Melnyk, der heute Vertreter der Ukraine bei den Vereinten Nationen ist, rief die westlichen Partner der Ukraine dazu auf, auch über Drittstaaten politischen Druck auszuüben. Dass es hierfür Möglichkeiten gibt, habe er in den vergangenen Jahren als Botschafter in Brasilien verstanden. "Die meisten Auslandsinvestitionen, über 450 Milliarden Euro, stammen aus der EU. Aber dieser Hebel wird nicht benutzt, um Brasilien von seiner unheiligen Allianz mit Russland abzubringen. Geopolitisch ein Riesenfehler. Viele Staaten in Lateinamerika und Afrika orientieren sich daran, wie Brasilien in der UN - auch bei Ukraine-Resolutionen - abstimmt."

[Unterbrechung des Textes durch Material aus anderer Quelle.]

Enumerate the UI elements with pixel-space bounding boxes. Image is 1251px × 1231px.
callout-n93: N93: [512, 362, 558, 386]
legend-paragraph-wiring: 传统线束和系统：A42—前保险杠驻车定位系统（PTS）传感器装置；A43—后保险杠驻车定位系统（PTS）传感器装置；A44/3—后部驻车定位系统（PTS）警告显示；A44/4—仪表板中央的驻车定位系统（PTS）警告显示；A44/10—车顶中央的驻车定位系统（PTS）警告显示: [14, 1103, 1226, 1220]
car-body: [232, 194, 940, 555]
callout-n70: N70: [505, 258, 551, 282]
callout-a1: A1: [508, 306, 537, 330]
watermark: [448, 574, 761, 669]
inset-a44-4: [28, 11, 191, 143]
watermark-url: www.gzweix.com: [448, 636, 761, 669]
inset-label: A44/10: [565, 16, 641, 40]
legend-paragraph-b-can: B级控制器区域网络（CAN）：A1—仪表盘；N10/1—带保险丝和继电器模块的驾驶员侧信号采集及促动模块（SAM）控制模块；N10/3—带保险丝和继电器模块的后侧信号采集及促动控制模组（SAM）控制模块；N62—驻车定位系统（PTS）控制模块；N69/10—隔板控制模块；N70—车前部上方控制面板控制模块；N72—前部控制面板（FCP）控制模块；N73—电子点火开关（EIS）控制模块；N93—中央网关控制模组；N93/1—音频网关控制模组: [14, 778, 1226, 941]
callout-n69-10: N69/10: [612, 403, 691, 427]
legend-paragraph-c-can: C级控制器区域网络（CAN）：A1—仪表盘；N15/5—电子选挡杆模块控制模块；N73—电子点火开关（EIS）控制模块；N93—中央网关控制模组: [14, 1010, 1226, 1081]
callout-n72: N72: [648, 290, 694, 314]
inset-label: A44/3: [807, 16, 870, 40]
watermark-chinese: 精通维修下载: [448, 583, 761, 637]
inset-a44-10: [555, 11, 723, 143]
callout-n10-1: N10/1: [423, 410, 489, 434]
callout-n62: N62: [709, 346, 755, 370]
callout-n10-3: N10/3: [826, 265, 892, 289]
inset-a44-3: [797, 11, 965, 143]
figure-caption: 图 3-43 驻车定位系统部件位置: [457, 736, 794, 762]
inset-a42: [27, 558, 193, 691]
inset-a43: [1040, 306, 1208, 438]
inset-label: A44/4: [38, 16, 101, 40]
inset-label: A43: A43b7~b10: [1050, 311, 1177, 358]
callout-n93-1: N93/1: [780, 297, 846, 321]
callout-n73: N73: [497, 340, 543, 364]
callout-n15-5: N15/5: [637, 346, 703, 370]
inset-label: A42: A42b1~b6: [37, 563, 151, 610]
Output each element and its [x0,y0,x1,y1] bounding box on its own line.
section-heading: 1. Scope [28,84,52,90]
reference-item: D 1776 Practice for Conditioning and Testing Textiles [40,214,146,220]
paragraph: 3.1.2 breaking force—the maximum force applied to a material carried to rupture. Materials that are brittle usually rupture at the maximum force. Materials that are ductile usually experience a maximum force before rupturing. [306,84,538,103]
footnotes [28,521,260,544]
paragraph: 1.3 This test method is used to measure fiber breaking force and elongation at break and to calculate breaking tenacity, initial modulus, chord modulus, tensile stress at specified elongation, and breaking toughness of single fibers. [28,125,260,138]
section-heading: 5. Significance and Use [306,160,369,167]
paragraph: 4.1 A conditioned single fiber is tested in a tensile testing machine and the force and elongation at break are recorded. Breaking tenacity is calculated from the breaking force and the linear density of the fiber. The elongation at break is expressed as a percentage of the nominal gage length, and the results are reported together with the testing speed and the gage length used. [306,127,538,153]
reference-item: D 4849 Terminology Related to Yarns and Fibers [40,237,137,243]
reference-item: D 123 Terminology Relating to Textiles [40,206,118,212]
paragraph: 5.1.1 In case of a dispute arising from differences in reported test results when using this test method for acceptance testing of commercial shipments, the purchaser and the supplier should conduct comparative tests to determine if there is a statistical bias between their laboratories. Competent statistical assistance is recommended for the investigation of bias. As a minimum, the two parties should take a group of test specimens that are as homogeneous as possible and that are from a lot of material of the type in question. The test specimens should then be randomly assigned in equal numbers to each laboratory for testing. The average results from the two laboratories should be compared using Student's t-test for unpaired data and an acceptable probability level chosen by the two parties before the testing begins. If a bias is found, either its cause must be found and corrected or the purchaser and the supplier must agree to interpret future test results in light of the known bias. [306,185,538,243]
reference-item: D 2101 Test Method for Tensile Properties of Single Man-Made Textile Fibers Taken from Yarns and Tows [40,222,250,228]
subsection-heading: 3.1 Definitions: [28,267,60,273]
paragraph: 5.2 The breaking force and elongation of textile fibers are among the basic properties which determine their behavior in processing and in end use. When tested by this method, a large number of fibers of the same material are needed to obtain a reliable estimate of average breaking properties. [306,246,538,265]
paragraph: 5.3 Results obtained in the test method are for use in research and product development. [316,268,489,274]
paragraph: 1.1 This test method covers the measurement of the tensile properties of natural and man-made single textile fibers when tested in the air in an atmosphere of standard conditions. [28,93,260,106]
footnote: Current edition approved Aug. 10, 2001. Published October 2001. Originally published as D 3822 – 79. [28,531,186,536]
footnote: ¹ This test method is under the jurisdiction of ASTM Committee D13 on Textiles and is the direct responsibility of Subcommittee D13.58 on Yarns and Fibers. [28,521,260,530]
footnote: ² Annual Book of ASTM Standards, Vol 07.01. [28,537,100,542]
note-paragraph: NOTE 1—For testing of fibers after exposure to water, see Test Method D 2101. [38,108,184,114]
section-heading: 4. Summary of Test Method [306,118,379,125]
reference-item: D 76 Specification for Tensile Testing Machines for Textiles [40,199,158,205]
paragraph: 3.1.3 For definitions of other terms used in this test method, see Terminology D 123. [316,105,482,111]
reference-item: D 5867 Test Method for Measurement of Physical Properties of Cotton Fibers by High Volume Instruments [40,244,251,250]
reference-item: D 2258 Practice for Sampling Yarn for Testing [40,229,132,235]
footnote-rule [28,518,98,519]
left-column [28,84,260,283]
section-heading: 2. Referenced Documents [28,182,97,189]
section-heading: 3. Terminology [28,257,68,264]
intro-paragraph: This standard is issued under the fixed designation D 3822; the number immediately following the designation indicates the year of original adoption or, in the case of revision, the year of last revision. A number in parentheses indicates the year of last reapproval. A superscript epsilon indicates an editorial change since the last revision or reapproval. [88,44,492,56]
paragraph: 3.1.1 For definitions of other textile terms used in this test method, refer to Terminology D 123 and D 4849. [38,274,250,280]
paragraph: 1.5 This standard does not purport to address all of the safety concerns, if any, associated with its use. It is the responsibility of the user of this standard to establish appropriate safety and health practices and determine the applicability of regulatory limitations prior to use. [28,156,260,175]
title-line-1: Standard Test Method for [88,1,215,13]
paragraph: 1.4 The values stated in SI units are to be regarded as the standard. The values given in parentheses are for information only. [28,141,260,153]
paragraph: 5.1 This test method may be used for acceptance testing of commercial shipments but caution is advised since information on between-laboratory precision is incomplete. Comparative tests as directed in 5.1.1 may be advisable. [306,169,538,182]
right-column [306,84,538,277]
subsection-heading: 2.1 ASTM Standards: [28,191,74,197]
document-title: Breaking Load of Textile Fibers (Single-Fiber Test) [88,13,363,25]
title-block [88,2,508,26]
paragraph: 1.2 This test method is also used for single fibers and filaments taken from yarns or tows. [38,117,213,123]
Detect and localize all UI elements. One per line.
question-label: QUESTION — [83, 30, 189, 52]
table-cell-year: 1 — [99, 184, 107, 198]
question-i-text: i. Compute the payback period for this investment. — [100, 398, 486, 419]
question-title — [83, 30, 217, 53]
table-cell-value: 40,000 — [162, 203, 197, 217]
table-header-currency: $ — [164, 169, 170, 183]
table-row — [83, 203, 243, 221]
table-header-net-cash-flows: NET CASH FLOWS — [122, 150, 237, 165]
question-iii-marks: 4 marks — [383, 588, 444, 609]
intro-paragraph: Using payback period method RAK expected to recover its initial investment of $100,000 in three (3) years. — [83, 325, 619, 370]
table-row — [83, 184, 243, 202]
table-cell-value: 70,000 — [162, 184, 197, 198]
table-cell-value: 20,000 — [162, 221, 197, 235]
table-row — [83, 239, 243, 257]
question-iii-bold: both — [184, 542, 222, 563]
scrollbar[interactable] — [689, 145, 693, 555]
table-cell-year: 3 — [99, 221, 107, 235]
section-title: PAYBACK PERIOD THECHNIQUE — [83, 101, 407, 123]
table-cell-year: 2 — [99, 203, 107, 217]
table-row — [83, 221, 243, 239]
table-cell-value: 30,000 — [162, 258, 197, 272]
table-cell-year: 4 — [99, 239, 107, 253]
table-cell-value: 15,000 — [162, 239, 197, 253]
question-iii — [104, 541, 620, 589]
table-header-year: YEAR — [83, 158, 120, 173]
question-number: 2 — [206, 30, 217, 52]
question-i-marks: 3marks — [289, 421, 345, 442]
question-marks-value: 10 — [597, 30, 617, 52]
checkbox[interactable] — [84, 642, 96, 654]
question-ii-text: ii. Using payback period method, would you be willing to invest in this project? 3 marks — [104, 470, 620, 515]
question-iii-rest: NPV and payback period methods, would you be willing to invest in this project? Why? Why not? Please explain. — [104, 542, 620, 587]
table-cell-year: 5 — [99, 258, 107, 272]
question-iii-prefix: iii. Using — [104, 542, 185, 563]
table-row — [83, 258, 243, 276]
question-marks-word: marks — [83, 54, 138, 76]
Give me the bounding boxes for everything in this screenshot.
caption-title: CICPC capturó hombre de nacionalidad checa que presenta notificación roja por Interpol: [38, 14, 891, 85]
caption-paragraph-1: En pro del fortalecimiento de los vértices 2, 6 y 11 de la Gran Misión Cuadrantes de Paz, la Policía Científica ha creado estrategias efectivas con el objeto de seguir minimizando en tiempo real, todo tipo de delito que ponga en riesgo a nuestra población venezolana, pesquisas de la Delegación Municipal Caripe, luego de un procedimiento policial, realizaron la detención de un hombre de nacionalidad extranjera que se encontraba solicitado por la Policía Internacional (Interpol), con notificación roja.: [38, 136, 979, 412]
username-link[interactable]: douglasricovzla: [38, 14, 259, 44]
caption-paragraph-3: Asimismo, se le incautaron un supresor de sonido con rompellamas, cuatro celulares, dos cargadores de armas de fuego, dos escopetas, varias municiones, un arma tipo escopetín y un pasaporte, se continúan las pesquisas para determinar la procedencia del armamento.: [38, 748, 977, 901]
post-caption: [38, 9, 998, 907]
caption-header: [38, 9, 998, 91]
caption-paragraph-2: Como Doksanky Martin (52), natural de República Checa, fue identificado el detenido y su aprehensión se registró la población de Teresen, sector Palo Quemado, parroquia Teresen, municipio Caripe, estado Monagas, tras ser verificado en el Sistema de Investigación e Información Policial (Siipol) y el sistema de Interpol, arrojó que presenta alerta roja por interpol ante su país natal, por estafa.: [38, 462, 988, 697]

Melnyk entschuldigte sich zugleich für Äußerungen, die im ersten Kriegsjahr für Verstimmungen zwischen Deutschland und seinem Heimatland gesorgt hatten. "Das war ein wahrer Ausnahmezustand. Da musste ich oft sehr impulsiv agieren, um die Deutschen dazu zu bewegen, uns zu helfen. Dabei konnte ich nicht immer wohlüberlegte Worte finden. Daher bitte ich um Verzeihung, wenn ich Menschen beleidigt habe, weil die Emotionen da hochkochten", sagte Melnyk dem Magazin weiter. Dennoch blicke er mit großer Dankbarkeit auf seine Zeit in Deutschland zurück. "Deutschland ist meine zweite Heimat. Ohne Übertreibung", sagte Melnyk in dem Gespräch anlässlich seines 50. Geburtstags am heutigen Sonntag.